SpaceXの上級ミッションマネージャー、リー・エチャード氏は5月11日のブリーフィングで、同社はクルードラゴンの認証作業を行う際に、貨物ドラゴンが6回のミッションを飛行できる認証のほとんどをすでに完了していたと述べた。「今回の飛行では、基本的にデルタ認証であり、貨物構成に固有のハードウェア項目を検討しました」と彼は述べた。言い換えれば、彼らは異なる部品をチェックした。なぜなら、それが認証の仕組みだからだ。

CRS-34ミッションは2,948キログラムの貨物を運んでおり、その中には816キログラムの外部ペイロードが含まれる。その外部ペイロード、スペーステストプログラム-ヒューストン11は、NASAと米国宇宙軍の共同事業で、軌道上の荷電粒子を研究するSTORIEなどの実験を含む。なぜなら、宇宙にたくさんあるものがあるとすれば、それは荷電粒子だからだ。

CRS-34には、NASA、国際パートナー、ISS国立研究所向けの50以上の科学調査が含まれていると、NASAのISSプログラム副主任科学者リズ・ウォーレン氏が5月11日のブリーフィングで述べた。これにはNASAの探査プログラムや商業イニシアチブを支援するペイロードが含まれる。つまり、いつも通り:科学、商業、そして大量の書類作業。

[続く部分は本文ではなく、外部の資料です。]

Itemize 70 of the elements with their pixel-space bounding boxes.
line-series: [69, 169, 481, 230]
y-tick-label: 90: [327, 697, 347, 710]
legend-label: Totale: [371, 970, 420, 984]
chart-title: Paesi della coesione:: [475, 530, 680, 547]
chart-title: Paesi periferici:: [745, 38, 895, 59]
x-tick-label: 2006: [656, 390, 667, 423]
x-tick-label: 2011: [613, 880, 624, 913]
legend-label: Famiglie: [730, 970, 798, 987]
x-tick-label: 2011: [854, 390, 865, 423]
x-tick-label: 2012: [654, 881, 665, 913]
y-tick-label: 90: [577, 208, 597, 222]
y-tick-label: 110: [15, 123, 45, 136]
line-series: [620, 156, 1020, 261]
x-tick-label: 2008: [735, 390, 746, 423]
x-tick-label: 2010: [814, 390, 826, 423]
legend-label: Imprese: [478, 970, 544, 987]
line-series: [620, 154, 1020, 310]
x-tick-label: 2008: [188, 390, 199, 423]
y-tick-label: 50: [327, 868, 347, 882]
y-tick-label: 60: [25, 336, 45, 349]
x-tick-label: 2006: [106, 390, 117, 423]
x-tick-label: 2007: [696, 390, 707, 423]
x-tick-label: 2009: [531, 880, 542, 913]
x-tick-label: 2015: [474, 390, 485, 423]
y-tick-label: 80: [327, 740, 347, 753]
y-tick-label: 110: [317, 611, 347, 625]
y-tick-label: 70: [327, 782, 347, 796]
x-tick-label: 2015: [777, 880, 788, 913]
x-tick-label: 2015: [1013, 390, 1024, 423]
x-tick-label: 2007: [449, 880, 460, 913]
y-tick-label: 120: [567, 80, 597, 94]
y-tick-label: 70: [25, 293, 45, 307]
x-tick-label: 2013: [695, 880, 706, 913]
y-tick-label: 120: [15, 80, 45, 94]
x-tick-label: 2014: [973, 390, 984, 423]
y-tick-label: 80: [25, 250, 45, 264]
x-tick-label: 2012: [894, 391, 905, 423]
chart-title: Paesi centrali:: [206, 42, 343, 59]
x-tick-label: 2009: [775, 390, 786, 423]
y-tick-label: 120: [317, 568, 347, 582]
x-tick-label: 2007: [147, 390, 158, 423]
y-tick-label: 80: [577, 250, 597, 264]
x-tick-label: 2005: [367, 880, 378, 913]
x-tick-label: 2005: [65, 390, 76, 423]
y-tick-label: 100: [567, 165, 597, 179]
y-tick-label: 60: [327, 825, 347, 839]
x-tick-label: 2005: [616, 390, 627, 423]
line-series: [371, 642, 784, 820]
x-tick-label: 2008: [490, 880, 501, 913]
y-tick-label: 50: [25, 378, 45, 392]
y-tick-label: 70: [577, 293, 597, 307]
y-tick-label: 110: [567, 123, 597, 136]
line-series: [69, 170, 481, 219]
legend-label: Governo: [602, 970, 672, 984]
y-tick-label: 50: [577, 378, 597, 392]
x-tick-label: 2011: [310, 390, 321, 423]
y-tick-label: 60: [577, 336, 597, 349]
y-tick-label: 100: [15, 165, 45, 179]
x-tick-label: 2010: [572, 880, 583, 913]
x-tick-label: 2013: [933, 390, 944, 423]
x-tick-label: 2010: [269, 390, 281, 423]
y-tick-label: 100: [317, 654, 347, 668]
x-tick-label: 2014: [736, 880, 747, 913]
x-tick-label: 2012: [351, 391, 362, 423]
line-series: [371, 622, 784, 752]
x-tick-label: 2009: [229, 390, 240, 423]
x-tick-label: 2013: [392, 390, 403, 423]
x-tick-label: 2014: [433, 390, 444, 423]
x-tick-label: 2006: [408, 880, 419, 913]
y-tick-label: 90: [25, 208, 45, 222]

「ステーションが今年代末の引退に近づくにつれ、研究に『変化』は見られない」と彼女は述べたが、むしろそこで行われている作業に「より細かい解像度と焦点」が当てられているという。言い換えれば、彼らは方針を変えているのではなく、ただより強く睨んでいるだけだ。

CRS-34は、2月に打ち上げられたクルー12ミッションに続き、2026年に飛行予定の4つのドラゴンミッションのうち2番目である。クルー13は9月中旬に打ち上げ予定で、別の貨物ミッションCRS-35は秋に計画されている。SpaceXはもはや宇宙タクシーサービスを運営しているようなものだ。

NASAのISS運用・統合マネージャー、ビル・スペッチ氏はブリーフィングで、ISSへの今後のミッションには、7月の有人ソユーズMS-29、9月初旬のプログレス貨物宇宙船、晩秋から初冬のシグナス貨物宇宙船が含まれると述べた。つまり、ISSは配達のための忙しいハブとなるだろう。アマゾンのようだが、ロケット燃料が多い。

そのスケジュールにはボーイングのCST-100スターライナーは含まれていない。スターライナーは今年、ステーションへの無人試験飛行を行うと予想されていた。スペッチ氏は、NASAは今年のスターライナー1ミッションの「ウィンドウを維持しようとしている」が、2024年の有人試験飛行で見られた問題の調査が続いているため、まだスケジュールを組んでいないと述べた。ボーイングの宇宙への野心はホールディングパターンにあり、それはおそらく最善だろう。

また、マニフェストから欠落しているのは日本のHTV-X貨物宇宙船で、昨年ISSへの初飛行を行った。その打ち上げロケットH3は、昨年12月の打ち上げ失敗後も地上に留まっており、復帰飛行は6月に計画されている。